For my binary segmentation model, I have two entries images and sensors data (history of numeric data) for each image.
The numeric data are temporal series.
Assuming I have
70 entries for each day
sequence lenght = 20 (days)
image batch size = 10
images size = torch.Size([10, 3, 256, 256])
sensors_data size = torch.Size([10, 20, 70])
For semantic segmentation I am using Unet Encoder , decoder
for numeric data I am using RNN, the Idea is to take the output of the RNN as a weight that forces the segmentation.
So my forward function is as folows
def forward(self, images, x):
encoded = sef.encoder(images)
decoded = self.decoder(encoded)
Fuse = torch.clone(decoded) #([10, 2, 256, 256])
h0 = torch.zeros(self.layer_dim, 1, self.hidden_dim).requires_grad_(true).to(self.device)
hidden = torch.empty_like(torch.unsqueeze(h0,0))
out = torch.empty(1).requires_grad_().to(self.device)
#loop over image batchs
for i in range(x.size(1)):
#loop over days in each image batch
for j in range(x.size(0)):
out, h0 = self.rnn(x[j:j+1,i:i+1,:], h0.detach())
out = out[:, -1, :]
out = self.fc(out)
last = torch.clone(out[0])
myoutput = torch.cat((myoutput, last),0)
#fusion part
Weights = torch.clone(My_output)
Weights = torch.where(Weights > 35, 0.7, 0.3)
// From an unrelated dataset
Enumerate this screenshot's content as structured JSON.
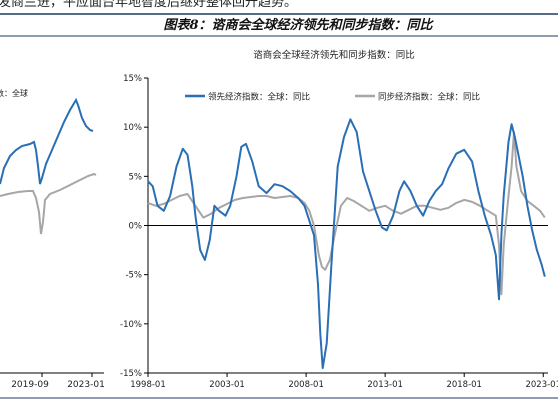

Weights = Weights.view(Weights.size(0), 1, 1, 1)
#print(Weights)
Fuse[:,1,None] = torch.mul(Fuse[:,1,None],Weights)
return Decoded, myoutput, Fuse
in the trainning loop :
logits , sensors , fusion = model(images, x)
optimizer1.zero_grad()
optimizer2.zero_grad()
optimizer3.zero_grad()
loss1 = F.cross_entropy(logits, labels)
loss0 = Funcloss0(sensors, labels_sensors)
loss2 = F.cross_entropy(fusion, labels_fusion)
loss0.backward(retain_graph=True)
loss1.backward(retain_graph=True)
loss2.backward(retain_graph = False)
PS : I kept the output without fusion to compare results
The problem is that the prediction of RNN are very bad and I don’t know why, can you spot the mistake. Does this seems logical?